Trucking Along- An Update on Trey!

It’s been ages since I last updated on Trey. Fortunately, this is because there’s little to update, at least in the world of Trey combined with MPS II. I read back through my blogs- the last Trey update I gave was in April 2018!

Trey has been receiving IV Elaprase since February 2006 and IT Elaprase since October 2011. We have been waiting for two years to receive news about the approval of IT Elaprase, but there are no answers yet. This is a very loaded question/topic/conversation. While we wait, Trey and our family are good. Trey is receiving drug and has a great quality of life. While we wait, other families who are waiting for drug are not doing so well. Some boys have passed, others have progressed to a stage of disease where the drug is unlikely to help. I remember being on the waiting end of things before IV Elaprase was approved. Trey was diagnosed with MPS II in February 2006 and the drug wasn’t approved by the FDA until July 2006. That was only a 5-month wait and it was hell. Every day you wait while you know irreparable damage is being done to your child; a baby you birthed and love and have huge hopes and dreams for is getting brain damaged and losing hearing and experiencing progressive heart disease and joint contractures while you gaze into their beautiful eyes. I used to stare at Trey, after diagnosis and pre-IV Elaprase, and wonder exactly what damage was being done RIGHT NOW. Every day you are angry. Every day you are sad. Every day you are scared. Every day you are in trauma. Every day is HARD.

Once we have an answer about the IT trial, things for us will either be good for us, and things will truck along like they have been ever since Trey got IT drug, or they will be very very bad. It’s like this: IT drug= trucking along. No IT drug=progression and death. IT drug= being different from others in that Trey has special needs, but being stable so that we know what to expect and can get on with living our lives with Trey as a part of our family, instead of a child who requires so much physical care that the other members of the family get neglected (including ourselves), and so much emotional work to figure out how to be remotely sane while watching your child lose skills and abilities, it often leads to exhaustion and insanity. When I first heard we would receive news “soon” about IT approval- two years ago- I operated with some degree of panic. I feel the panic rising while I write this. However, I have gotten used to waiting, so when it’s not actively on my mind, I’m able to get busy living.

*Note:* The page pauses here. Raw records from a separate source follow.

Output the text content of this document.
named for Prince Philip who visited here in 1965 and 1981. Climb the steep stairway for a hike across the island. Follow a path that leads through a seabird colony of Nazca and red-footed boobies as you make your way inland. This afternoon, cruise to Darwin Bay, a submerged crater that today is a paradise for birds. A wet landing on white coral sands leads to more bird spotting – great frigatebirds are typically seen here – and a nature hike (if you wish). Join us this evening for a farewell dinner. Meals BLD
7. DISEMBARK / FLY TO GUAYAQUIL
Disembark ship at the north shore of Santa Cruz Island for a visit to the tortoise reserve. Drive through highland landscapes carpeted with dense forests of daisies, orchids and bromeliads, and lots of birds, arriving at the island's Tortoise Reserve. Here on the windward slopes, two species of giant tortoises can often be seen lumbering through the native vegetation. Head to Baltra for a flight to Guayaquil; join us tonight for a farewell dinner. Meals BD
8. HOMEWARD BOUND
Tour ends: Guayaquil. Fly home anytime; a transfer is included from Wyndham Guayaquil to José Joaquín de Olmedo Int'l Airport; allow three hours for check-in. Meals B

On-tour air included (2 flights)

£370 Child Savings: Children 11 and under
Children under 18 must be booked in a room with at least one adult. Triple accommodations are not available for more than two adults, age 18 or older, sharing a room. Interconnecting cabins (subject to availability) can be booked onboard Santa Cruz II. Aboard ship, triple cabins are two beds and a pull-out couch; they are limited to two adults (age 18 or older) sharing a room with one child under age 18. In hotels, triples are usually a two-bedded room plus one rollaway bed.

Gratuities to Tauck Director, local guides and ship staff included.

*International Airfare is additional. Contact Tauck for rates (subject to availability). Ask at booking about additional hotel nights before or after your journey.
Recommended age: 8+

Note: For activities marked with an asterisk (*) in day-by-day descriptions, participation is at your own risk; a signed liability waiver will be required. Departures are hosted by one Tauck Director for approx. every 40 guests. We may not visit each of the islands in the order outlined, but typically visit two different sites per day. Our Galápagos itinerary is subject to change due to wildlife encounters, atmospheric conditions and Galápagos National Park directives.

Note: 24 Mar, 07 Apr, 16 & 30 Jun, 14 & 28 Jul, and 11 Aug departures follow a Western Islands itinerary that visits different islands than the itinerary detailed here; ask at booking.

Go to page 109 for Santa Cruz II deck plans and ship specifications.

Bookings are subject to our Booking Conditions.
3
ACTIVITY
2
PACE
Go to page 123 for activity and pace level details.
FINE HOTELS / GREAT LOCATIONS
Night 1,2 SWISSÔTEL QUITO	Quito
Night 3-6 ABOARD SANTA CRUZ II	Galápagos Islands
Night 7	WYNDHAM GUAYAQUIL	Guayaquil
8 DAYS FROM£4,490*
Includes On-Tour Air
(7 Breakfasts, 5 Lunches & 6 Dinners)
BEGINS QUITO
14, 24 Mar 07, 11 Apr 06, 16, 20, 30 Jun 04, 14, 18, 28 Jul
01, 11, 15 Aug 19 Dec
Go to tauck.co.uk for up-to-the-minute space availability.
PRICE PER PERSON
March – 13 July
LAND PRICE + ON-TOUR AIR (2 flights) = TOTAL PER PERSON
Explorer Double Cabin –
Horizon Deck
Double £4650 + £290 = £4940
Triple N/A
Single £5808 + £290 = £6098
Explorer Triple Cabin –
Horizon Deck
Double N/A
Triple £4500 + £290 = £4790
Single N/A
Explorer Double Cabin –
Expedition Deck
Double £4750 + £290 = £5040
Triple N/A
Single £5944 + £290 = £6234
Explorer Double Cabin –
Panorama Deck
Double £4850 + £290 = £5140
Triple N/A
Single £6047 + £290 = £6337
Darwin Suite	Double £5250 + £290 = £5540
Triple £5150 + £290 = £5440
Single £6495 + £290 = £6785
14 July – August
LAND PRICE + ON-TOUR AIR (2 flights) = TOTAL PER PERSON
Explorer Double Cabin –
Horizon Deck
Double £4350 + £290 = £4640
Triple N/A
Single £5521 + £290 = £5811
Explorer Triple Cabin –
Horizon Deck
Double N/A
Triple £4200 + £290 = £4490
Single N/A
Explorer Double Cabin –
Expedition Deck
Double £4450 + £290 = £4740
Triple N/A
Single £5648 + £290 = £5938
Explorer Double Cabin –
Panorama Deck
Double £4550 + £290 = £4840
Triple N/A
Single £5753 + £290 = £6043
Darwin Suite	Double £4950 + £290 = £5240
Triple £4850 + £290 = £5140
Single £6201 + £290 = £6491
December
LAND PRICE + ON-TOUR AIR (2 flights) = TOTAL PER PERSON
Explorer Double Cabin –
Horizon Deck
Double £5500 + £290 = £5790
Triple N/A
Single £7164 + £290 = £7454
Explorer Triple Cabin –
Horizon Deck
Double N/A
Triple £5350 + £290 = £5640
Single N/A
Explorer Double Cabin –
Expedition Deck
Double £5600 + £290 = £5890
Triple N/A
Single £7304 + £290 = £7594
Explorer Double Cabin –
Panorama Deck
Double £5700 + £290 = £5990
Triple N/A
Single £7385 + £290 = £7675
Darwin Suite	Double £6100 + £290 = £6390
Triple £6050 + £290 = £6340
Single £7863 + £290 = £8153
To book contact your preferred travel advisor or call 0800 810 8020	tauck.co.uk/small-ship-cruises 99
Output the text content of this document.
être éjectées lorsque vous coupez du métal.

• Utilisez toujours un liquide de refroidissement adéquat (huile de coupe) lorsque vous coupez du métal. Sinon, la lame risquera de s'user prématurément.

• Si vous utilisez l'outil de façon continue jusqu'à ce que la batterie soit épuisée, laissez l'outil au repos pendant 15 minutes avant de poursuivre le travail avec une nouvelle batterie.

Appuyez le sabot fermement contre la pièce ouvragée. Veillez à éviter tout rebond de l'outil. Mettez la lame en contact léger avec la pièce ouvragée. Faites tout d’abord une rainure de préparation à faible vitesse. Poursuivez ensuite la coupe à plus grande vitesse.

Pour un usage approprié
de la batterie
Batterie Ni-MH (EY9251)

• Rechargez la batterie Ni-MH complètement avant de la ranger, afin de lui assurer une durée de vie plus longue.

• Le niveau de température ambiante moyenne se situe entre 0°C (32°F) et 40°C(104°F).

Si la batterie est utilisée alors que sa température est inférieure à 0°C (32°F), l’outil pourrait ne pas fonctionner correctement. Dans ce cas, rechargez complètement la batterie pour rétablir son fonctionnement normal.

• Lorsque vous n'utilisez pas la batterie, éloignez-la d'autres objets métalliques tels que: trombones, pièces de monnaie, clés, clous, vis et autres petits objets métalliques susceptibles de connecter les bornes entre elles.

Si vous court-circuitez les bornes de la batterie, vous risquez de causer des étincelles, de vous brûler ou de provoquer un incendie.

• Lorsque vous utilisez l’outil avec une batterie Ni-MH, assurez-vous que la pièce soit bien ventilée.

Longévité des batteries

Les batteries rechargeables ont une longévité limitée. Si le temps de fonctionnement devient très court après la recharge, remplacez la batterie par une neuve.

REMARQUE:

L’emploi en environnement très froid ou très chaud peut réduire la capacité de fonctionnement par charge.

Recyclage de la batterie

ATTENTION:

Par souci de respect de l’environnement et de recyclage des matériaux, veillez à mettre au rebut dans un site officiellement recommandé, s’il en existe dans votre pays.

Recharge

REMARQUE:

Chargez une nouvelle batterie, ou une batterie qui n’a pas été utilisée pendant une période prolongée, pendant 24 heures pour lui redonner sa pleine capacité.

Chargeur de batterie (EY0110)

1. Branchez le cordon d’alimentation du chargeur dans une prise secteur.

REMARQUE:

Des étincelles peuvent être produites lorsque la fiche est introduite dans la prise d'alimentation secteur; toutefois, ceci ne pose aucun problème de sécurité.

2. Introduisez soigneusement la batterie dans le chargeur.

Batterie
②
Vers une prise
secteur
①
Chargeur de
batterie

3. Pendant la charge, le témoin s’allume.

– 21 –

In April 2018 I wrote about Trey’s obstructive sleep apnea (OSA) and limp. After trying for about 8-months to get Trey to wear a C-Pap machine progressively longer each night, I gave up. If at some point I get the energy back up to try again, I will. It’s the only treatment for OSA, so I felt like a horrible mother for giving up, but I just couldn’t do it anymore. I tried so hard, I was so exhausted, I was doing it on my own 7-nights/week, and I just didn’t see how Trey could get from where he was (tolerating it while lying in bed for up to 20-minutes in the dark, followed by a reward of watching movies while wearing it for progressively less time each night) to where he needed to be (sleeping with it all night- he didn’t even sleep with it once). It didn’t help that research shows boys with developmental disabilities are the hardest population to get to wear a C-Pap machine. Unfortunately, OSA can cause heart issues if it’s bad enough (it’s not in Trey yet) and daytime exhaustion, which would impact Trey’s quality of life, which both suck. L

I also wrote in April 2018 about Trey’s limp. It’s still a mystery. Trey’s had multiple x-rays, MRI’s, orthopaedic appointments, hip specialist appointments, all to no avail. He still limps periodically, and for that reason we don’t really take him to basketball anymore. Aside from basketball, he still gets to do everything he likes to do. Speaking of which, he’s in all sorts of activities. At school, Trey lifts weights, is in swimming lessons, does recycling and shopping for the school and is doing work experience at Maplewood Farm. After school Trey has his weekly infusion, dinner club where a group of teens go shopping for, prepare, eat, work on social skills, and clean up from a meal, with support. He also goes to forest club where they learn about the forest and survival skills! On Saturday’s Trey goes to Teen Club where he hangs out with friends from different high schools and they do all sorts of activities and go on all sorts of trips. Trey has a busy life and he LOVES it!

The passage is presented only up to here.